Book Cover
Title The Prince of Whales
Series ---
Author R.L. Fisher
Cover Art ---
Publisher Tor Books - 1987
First Printing 1985
Category Children
Warnings None


Main Characters


Toby, Diomeda, Murdo

Main Elements Anthropomorphism




Young Toby's uncontrollable dream music filled the Arctic night sea with sound that brought great danger to all the whales in Toby's pod. His powerful and thundering music was sure to attract the human hunters with their killing ships and hideous exploding harpoons. For the safety the pod, Toby had to be banished, exiled to certain, lonely death - unless he could silence his song.

But then a strange, ghostly spirit appeared, setting Toby on a quest that led from the depths of the haunted oceans to the mystery of an enslaved sunken city. A quest in search of his true voice.
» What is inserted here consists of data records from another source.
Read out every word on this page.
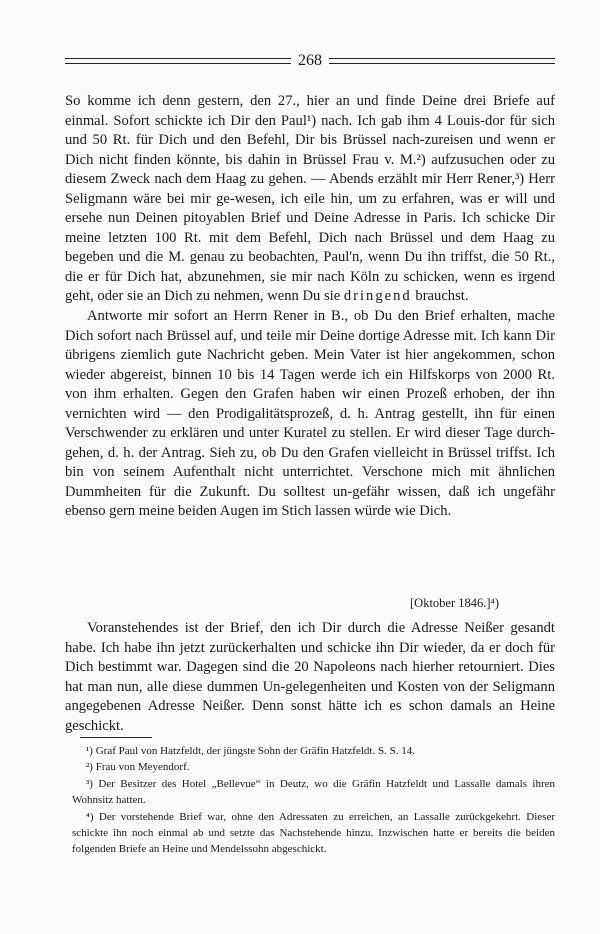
268

So komme ich denn gestern, den 27., hier an und finde Deine drei Briefe auf einmal. Sofort schickte ich Dir den Paul¹) nach. Ich gab ihm 4 Louis-dor für sich und 50 Rt. für Dich und den Befehl, Dir bis Brüssel nach-zureisen und wenn er Dich nicht finden könnte, bis dahin in Brüssel Frau v. M.²) aufzusuchen oder zu diesem Zweck nach dem Haag zu gehen. — Abends erzählt mir Herr Rener,³) Herr Seligmann wäre bei mir ge-wesen, ich eile hin, um zu erfahren, was er will und ersehe nun Deinen pitoyablen Brief und Deine Adresse in Paris. Ich schicke Dir meine letzten 100 Rt. mit dem Befehl, Dich nach Brüssel und dem Haag zu begeben und die M. genau zu beobachten, Paul'n, wenn Du ihn triffst, die 50 Rt., die er für Dich hat, abzunehmen, sie mir nach Köln zu schicken, wenn es irgend geht, oder sie an Dich zu nehmen, wenn Du sie dringend brauchst.

Antworte mir sofort an Herrn Rener in B., ob Du den Brief erhalten, mache Dich sofort nach Brüssel auf, und teile mir Deine dortige Adresse mit. Ich kann Dir übrigens ziemlich gute Nachricht geben. Mein Vater ist hier angekommen, schon wieder abgereist, binnen 10 bis 14 Tagen werde ich ein Hilfskorps von 2000 Rt. von ihm erhalten. Gegen den Grafen haben wir einen Prozeß erhoben, der ihn vernichten wird — den Prodigalitätsprozeß, d. h. Antrag gestellt, ihn für einen Verschwender zu erklären und unter Kuratel zu stellen. Er wird dieser Tage durch-gehen, d. h. der Antrag. Sieh zu, ob Du den Grafen vielleicht in Brüssel triffst. Ich bin von seinem Aufenthalt nicht unterrichtet. Verschone mich mit ähnlichen Dummheiten für die Zukunft. Du solltest un-gefähr wissen, daß ich ungefähr ebenso gern meine beiden Augen im Stich lassen würde wie Dich.

[Oktober 1846.]⁴)

Voranstehendes ist der Brief, den ich Dir durch die Adresse Neißer gesandt habe. Ich habe ihn jetzt zurückerhalten und schicke ihn Dir wieder, da er doch für Dich bestimmt war. Dagegen sind die 20 Napoleons nach hierher retourniert. Dies hat man nun, alle diese dummen Un-gelegenheiten und Kosten von der Seligmann angegebenen Adresse Neißer. Denn sonst hätte ich es schon damals an Heine geschickt.

¹) Graf Paul von Hatzfeldt, der jüngste Sohn der Gräfin Hatzfeldt. S. S. 14.

²) Frau von Meyendorf.

³) Der Besitzer des Hotel „Bellevue“ in Deutz, wo die Gräfin Hatzfeldt und Lassalle damals ihren Wohnsitz hatten.

⁴) Der vorstehende Brief war, ohne den Adressaten zu erreichen, an Lassalle zurückgekehrt. Dieser schickte ihn noch einmal ab und setzte das Nachstehende hinzu. Inzwischen hatte er bereits die beiden folgenden Briefe an Heine und Mendelssohn abgeschickt.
Somewhere in Toby's song was a secret that reached from the seas to the stars. And only Toby's music could unite all the beings of the land and the water, to save Earth from a dark, evil creature who hated whales, hated humans, hated Nature and, most of all, hated - Dreams.




I picked up this book in a used bookstore. I like whales and you don't often see stories from the point of view of the whale itself. Plus it was fantasy and involved magic, so it looked like a good mix.

The story was ok, and I probably would have liked it even more had a been younger when I read it, but it certainly isn't going to be one of my favorites. For one thing, I felt it was rather cliched to treat killer whales as the equivalent of the mafia. Yes, they do look the part and they have the attitude, but its just so obvious and rather unfair to the whales. Also the somewhat cheezy theme, that "if we all dream and sing together we can get through to those evil humans who are destroying the world and we can all live happily together". While dreams can be powerful things, it takes a little more to stop an armada of whale ships I'm afraid. I felt more could be done with the concept of a dreamsinger, but perhaps I'm setting the bar a little high given the age group this book was intended for. And the sunken city...it was just sort of weird that all these aquatic animals created a world so similar to our own Las Vegas or Atlantic City, it just kind of didn't make sense to me. They were too human for my tastes. And Diomeda is such an awkward name for the villain. But everyone on Amazon who reviewed it loved it, so maybe it's just me!

I have noticed that the book is very easy to find in used bookstores. I don't know if that means it was very popular when it first came out, or that no one wants to keep their copy. Just the same, even though it is out of print you should have no trouble tracking down a copy if you wish.